Decades ago when the Internet was a distant dream, copyright legislation existed to protect content found in the physical world. As a result, most countries have robust legislation in place to tackle someone counterfeiting a CD or DVD, for example.
With the rise of online digital content, some of that legislation has been struggling to catch up. In the UK, for example, offline infringement is punishable by up to 10 years in jail, while online infringement currently carries a maximum two-year sentence.
Back in March 2014, Mike Weatherley MP, then IP advisor to former Prime Minister David Cameron, said that the disparity “sends all the wrong messages” and something should be done to correct it. Fast forward to today, and the UK is extremely close to making ten-year sentences for online infringement a reality.
The amendment contained in the Digital Economy Bill certainly ticks all the boxes as far as rightsholders are concerned. However, there is a serious problem for the general public.
As the draft law currently stands, anyone who makes available any amount of copyrighted content without permission will open themselves up to criminal liability, if when doing so they expose a copyright owner to the “risk of loss”. That definition is extremely broad and depending on how rightsholders choose to frame any infringement, prosecutions could have a worryingly low bar to entry.
This hasn’t gone unnoticed to the Open Rights Group, who have been putting the government under pressure to include specific wording in the legislation to ensure that a clear criminal threshold is written into the law. It also expressed concerns that the amendments could encourage more copyright trolls in the UK.
The government has now formally responded to ORG but not in any positive way.
“The criminal offenses penalize communicating a copyright work to the public and infringing a performer’s ‘making available’ right.
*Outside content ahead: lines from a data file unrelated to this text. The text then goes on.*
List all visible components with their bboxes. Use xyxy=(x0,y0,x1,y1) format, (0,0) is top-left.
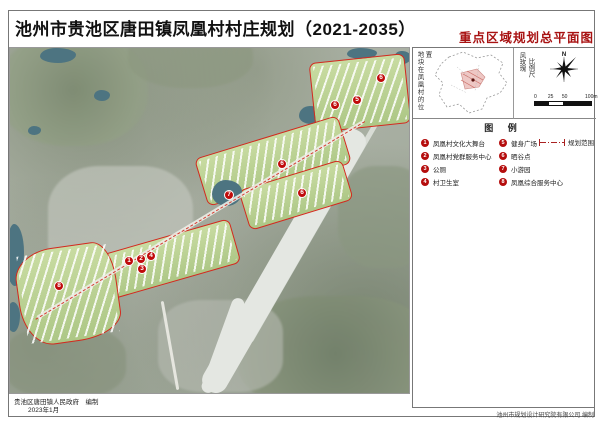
legend-item: 1 凤凰村文化大舞台 xyxy=(421,137,485,149)
wind-rose-label: 风玫瑰 xyxy=(517,52,526,116)
legend-number-badge: 5 xyxy=(499,139,507,147)
satellite-plan-map[interactable]: 65667612438 xyxy=(9,47,410,394)
legend-number-badge: 8 xyxy=(499,178,507,186)
map-marker-6[interactable]: 6 xyxy=(330,100,340,110)
legend-title: 图 例 xyxy=(413,121,594,134)
compass-caption: 风玫瑰 比例尺 xyxy=(517,52,535,116)
scale-tick: 25 xyxy=(548,94,554,100)
legend-item: 8 凤凰综合服务中心 xyxy=(499,176,563,188)
map-marker-7[interactable]: 7 xyxy=(224,190,234,200)
legend-number-badge: 6 xyxy=(499,152,507,160)
map-marker-6[interactable]: 6 xyxy=(376,73,386,83)
legend-item: 4 村卫生室 xyxy=(421,176,459,188)
compiler-credit: 贵池区唐田镇人民政府 编制 2023年1月 xyxy=(14,399,99,415)
map-marker-3[interactable]: 3 xyxy=(137,264,147,274)
scale-tick: 0 xyxy=(534,94,537,100)
map-marker-8[interactable]: 8 xyxy=(54,281,64,291)
scale-tick: 100m xyxy=(585,94,598,100)
map-marker-6[interactable]: 6 xyxy=(297,188,307,198)
design-institute-credit: 池州市规划设计研究院有限公司 编制 xyxy=(412,410,594,419)
scale-tick: 50 xyxy=(562,94,568,100)
map-marker-2[interactable]: 2 xyxy=(136,254,146,264)
legend-number-badge: 2 xyxy=(421,152,429,160)
legend-number-badge: 7 xyxy=(499,165,507,173)
legend-item: 2 凤凰村党群服务中心 xyxy=(421,150,492,162)
map-info-panel: 地块在凤凰村的位置 风玫瑰 比例尺 N 0 25 xyxy=(412,47,595,408)
scale-bar: 0 25 50 100m xyxy=(534,94,592,106)
legend-item: 3 公厕 xyxy=(421,163,446,175)
location-inset-map: 地块在凤凰村的位置 xyxy=(413,48,514,119)
forest-patch xyxy=(338,166,410,268)
village-outline-map xyxy=(427,49,513,118)
scale-label: 比例尺 xyxy=(526,58,535,116)
page-title: 池州市贵池区唐田镇凤凰村村庄规划（2021-2035） xyxy=(15,15,416,40)
map-marker-4[interactable]: 4 xyxy=(146,251,156,261)
planning-boundary-label: 规划范围 xyxy=(568,137,594,147)
wind-rose-icon: N xyxy=(542,49,586,93)
legend-item: 7 小游园 xyxy=(499,163,531,175)
planning-boundary-symbol xyxy=(539,139,565,146)
drawing-title: 重点区域规划总平面图 xyxy=(412,27,594,46)
plan-sheet: 池州市贵池区唐田镇凤凰村村庄规划（2021-2035） 重点区域规划总平面图 6… xyxy=(0,0,600,424)
legend-item: 5 健身广场 xyxy=(499,137,537,149)
map-marker-1[interactable]: 1 xyxy=(124,256,134,266)
legend-item: 6 晒谷点 xyxy=(499,150,531,162)
compile-date: 2023年1月 xyxy=(28,407,99,415)
plan-cluster-southwest xyxy=(12,240,124,349)
legend-number-badge: 4 xyxy=(421,178,429,186)
map-marker-5[interactable]: 5 xyxy=(352,95,362,105)
legend-number-badge: 1 xyxy=(421,139,429,147)
legend-number-badge: 3 xyxy=(421,165,429,173)
map-marker-6[interactable]: 6 xyxy=(277,159,287,169)
compass-scale-box: 风玫瑰 比例尺 N 0 25 50 100m xyxy=(514,48,596,119)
Both of these acts are considered criminal where a person knows, or has reason to believe, that they are infringing the right and either intends to make a monetary gain, or knows or has reason to believe that they will cause loss or expose the rights holder to a risk of loss in money,” the government writes.
“These offenses focus on those causing harm either for monetary gain or a monetary loss or risk of loss to the rights holder. A mental element has been introduced which requires an intention to make a gain or knowledge or reason to believe that the copyright owner will suffer loss or be exposed to a risk of loss.”
As ORG points out in its response, many small-time infringements can be intentional, from using a photograph of a pop star on a personal site through to low-volume sharing music on torrent networks.
“As we have said, publication without a license is often an intentional act, where people either know or ought to know that they are infringing copyright. The question is whether these usually minor offenses are worthy of criminal sanctions?” the group writes.
“The acts appear to be criminal under the proposed offense. We understand that they are unlikely to be sentenced, or even prosecuted, but the question remains as to why these minor acts should be criminalized, rather than being subject to civil charges.”
It’s a question that the government doesn’t appear to want to answer, despite the relatively easy job of introducing a threshold for criminal behavior into the relevant Digital Economy Bill section.
“Our proposal is to set a threshold of ‘commercial scale loss’, and revising ‘risk of loss’ to ‘serious risk of commercial scale loss’. These are flexible rather than ‘specific’, so the government’s objection does not make sense to us,” ORG notes.
But despite these calls, the government remains unmoved.
“It would not be practical for the government to set a specific level of loss or gain at which infringement becomes a criminal offense. This is because the circumstances of each infringement needs to be taken into account,” it says.
The government’s comments on copyright trolling also raise concerns. While correctly noting that rightsholders are perfectly entitled to seek compensation when their rights are infringed, the government notes that those targeted have a support mechanism at hand, should they feel they are being bullied.
“Copyright owners are entitled to enforce their rights. On occasion this may include contacting members of the public who are alleged to have infringed their rights. Such approaches are entirely legal,” the government notes.
“However if done in a threatening or harassing way, members of the public can report the solicitors in question to the Solicitor’s Regulatory Authority (SRA). The SRA has taken action in previous such cases.”
The SRA has indeed taken action against at least one rogue solicitor, but this Achilles heel was quickly spotted by copyright trolling companies. Now, to avoid this kind of scrutiny, none of the trolls currently active in the UK use solicitors to contact the public, it’s all done by private companies. That means the SRA has no jurisdiction and the public has no body of support to fall back on.
Open Rights Group Executive Director Jim Killock informs TorrentFreak that the government’s resistance on both counts leaves the public open to exploitation and even imprisonment.
“ORG supporters asked for small and sensible changes to the Digital Economy Bill, which would reduce the risk of ordinary people facing the threat of criminal charges,” Killock informs TF.
“The IPO haven’t adequately explained why they cannot or should not introduce a threshold for criminality. Without these changes, we could see people being exploited by copyright trolls and threatened with prison sentences for minor offenses.”
The Open Rights Group are calling for supporters to keep up the pressure by emailing Jo Johnson MP, before it’s too late.